All in-person and virtual presentations are in Eastern Standard Time Zone (EST).

SSWR 2024 Poster Gallery: as a registered in-person and virtual attendee, you have access to the virtual Poster Gallery which includes only the posters that elected to present virtually. The rest of the posters are presented in-person in the Poster/Exhibit Hall located in Marquis BR Salon 6, ML 2. The access to the Poster Gallery will be available via the virtual conference platform the week of January 11. You will receive an email with instructions how to access the virtual conference platform.

291 The Personal Is Professional Is Political: A Roundtable of Transgender and Gender Expansive Scholars on Integrating Research, Organizing, and Advocacy to Promote Trans Justice

Schedule:
Sunday, January 14, 2024: 8:00 AM-9:30 AM
Marquis BR Salon 8, ML 2 (Marriott Marquis Washington DC)
Cluster:
Organizer:
Megan Paceley, PhD, University of Kansas
Speakers/Presenters:
Trey Jenkins, Arizona State University, Leo Kattari, Michigan State University, LB Klein, PhD, MSW, MPA, University of Wisconsin-Madison, Shanna Kattari, PhD, University of Michigan-Ann Arbor and Candace Christensen, PhD, University of Texas at San Antonio
As transgender and gender expansive (TGE) social work scholars who engage in research that promotes equity and justice for TGE people, the personal is professional—and both are political. We are simultaneously navigating an increasing onslaught of anti-trans legislation, policies, and rhetoric across the U.S.; anti-trans efforts at local and institutional levels; and silence from social work professional organizations, while engaging in research, teaching, and advocacy rooted in our own TGE lived experiences. We are researching and living collective traumas while advocating and organizing with and for TGE people across the U.S., often with limited, if any, TGE community within our departments. We take the stance that our responsibility as social work scholars is to use research to advocate for progressive social change that aligns with our professional social work values and ethics. In the current sociopolitical climate that is increasingly hostile and violent toward TGE people, our scholar activism is both critically important and challenging to navigate.

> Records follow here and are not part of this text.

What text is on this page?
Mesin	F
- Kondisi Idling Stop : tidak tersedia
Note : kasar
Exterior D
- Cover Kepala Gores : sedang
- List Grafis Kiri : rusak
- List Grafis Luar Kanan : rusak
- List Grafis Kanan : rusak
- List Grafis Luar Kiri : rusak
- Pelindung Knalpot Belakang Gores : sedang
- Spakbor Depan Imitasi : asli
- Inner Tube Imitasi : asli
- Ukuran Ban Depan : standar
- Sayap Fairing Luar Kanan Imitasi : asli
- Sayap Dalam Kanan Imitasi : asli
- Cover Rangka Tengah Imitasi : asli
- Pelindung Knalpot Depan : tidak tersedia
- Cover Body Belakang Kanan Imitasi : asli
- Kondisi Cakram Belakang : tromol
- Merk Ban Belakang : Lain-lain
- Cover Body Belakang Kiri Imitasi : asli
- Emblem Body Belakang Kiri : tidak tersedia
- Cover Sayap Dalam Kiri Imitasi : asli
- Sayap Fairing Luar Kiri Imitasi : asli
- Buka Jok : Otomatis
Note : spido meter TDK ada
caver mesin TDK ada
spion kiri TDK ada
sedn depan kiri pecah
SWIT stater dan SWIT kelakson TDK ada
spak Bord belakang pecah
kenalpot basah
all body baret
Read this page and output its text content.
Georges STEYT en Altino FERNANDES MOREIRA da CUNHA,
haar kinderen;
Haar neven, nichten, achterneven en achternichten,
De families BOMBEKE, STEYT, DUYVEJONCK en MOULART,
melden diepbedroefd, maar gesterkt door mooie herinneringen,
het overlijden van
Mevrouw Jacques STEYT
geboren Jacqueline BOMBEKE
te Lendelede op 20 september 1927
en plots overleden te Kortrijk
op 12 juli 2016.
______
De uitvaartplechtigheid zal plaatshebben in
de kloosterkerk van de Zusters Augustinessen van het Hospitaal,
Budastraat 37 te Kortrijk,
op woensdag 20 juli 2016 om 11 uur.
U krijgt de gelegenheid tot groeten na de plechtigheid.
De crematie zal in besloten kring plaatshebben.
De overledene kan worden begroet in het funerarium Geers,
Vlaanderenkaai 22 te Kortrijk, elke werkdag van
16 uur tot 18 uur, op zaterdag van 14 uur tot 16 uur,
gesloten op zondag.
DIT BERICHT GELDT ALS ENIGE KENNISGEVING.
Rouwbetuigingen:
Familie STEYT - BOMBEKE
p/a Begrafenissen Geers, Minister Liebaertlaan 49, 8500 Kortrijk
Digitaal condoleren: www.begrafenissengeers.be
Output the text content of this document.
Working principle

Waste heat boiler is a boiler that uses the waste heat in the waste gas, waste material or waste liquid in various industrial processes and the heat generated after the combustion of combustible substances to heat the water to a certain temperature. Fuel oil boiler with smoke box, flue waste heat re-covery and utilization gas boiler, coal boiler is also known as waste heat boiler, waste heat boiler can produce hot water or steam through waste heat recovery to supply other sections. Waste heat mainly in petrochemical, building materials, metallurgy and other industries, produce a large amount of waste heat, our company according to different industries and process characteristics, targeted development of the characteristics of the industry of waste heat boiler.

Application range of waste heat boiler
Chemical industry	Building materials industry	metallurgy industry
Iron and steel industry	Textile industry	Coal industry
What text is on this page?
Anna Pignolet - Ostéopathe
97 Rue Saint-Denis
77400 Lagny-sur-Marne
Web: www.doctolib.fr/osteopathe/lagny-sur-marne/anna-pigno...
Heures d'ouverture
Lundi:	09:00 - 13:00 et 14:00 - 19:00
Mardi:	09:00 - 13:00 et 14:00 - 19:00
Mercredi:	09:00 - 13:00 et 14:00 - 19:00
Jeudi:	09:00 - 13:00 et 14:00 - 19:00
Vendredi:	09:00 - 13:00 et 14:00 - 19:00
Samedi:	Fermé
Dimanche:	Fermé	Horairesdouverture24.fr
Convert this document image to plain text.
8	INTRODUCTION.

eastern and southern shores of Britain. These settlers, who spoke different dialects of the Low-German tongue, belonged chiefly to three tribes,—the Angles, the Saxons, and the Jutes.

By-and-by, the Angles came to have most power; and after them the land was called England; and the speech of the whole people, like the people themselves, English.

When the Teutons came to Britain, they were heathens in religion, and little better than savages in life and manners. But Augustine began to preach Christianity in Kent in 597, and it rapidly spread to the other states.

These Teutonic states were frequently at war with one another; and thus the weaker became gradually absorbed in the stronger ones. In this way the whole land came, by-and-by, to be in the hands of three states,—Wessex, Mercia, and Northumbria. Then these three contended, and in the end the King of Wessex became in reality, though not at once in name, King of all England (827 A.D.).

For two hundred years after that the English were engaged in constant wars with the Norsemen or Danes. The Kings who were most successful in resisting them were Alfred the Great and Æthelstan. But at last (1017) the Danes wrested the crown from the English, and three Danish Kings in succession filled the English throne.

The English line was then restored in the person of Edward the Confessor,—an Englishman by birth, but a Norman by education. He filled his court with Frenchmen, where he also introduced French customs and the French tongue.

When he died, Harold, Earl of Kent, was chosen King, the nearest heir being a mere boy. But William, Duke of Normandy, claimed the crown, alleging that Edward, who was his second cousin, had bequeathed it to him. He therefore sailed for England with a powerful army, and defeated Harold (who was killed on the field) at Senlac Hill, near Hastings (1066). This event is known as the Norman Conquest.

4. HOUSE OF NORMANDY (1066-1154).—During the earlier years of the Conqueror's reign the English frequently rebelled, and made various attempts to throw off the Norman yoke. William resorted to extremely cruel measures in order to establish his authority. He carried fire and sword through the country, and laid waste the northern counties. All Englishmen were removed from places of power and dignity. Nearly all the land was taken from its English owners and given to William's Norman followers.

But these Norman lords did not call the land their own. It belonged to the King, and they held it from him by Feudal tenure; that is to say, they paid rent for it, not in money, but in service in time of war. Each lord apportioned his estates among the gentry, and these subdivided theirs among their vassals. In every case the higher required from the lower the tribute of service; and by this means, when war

The challenges we face as TGE scholars that promote TGE equity and justice are situated in the research, the systems in which we’re situated, and the broader societal climate. For example, we regularly face challenges to recognizing our work as valid, navigating systems that reinforce gender binaries, lack of support for TGE scholars with intersecting forms of marginalization (e.g. transfeminine and people of the global majority), and lack of mentorship by established/tenured TGE scholars. Additionally, given the highly visible and public nature of anti-trans rhetoric and pro-trans advocacy and activism, we are faced with significant invisible labor in the form of media requests, invitations to engage in consultation to promote TGE equity beyond our research and other capacities, and mentoring students and early career scholars while we are still early in our own careers. We are doing this work while navigating being on the job market, addressing systemic injustices at our current (or future) places of employment, and threats to tenure in states that do not support TGE communities.

This roundtable contends with these and additional challenges faced by TGE social work scholars during this hostile sociopolitical climate, with a primary focus on the integration of research, teaching, advocacy, and organizing to promote justice and equity for TGE communities. Panelists include early career and tenured professors who work to promote trans justice and equity as activist scholars in their institutions, communities, states, and nation. In this roundtable, we will discuss the complexities of engaging in research that intersects with our lived experiences during a hostile political landscape, strategies for integrating research and advocacy that aligns with our professional mandate to work toward social change, and identify moments of synergy and joy in this work. We will discuss how individuals living at the intersections of a TGE positionality and additional marginalized positionalities (transfeminine individuals, racialized people, disabled individuals, and having lower socio-economic status) continue to experience barriers to accessing social work education, which breaks the academic pipeline that could create positional diversity among TGE faculty in social work programs.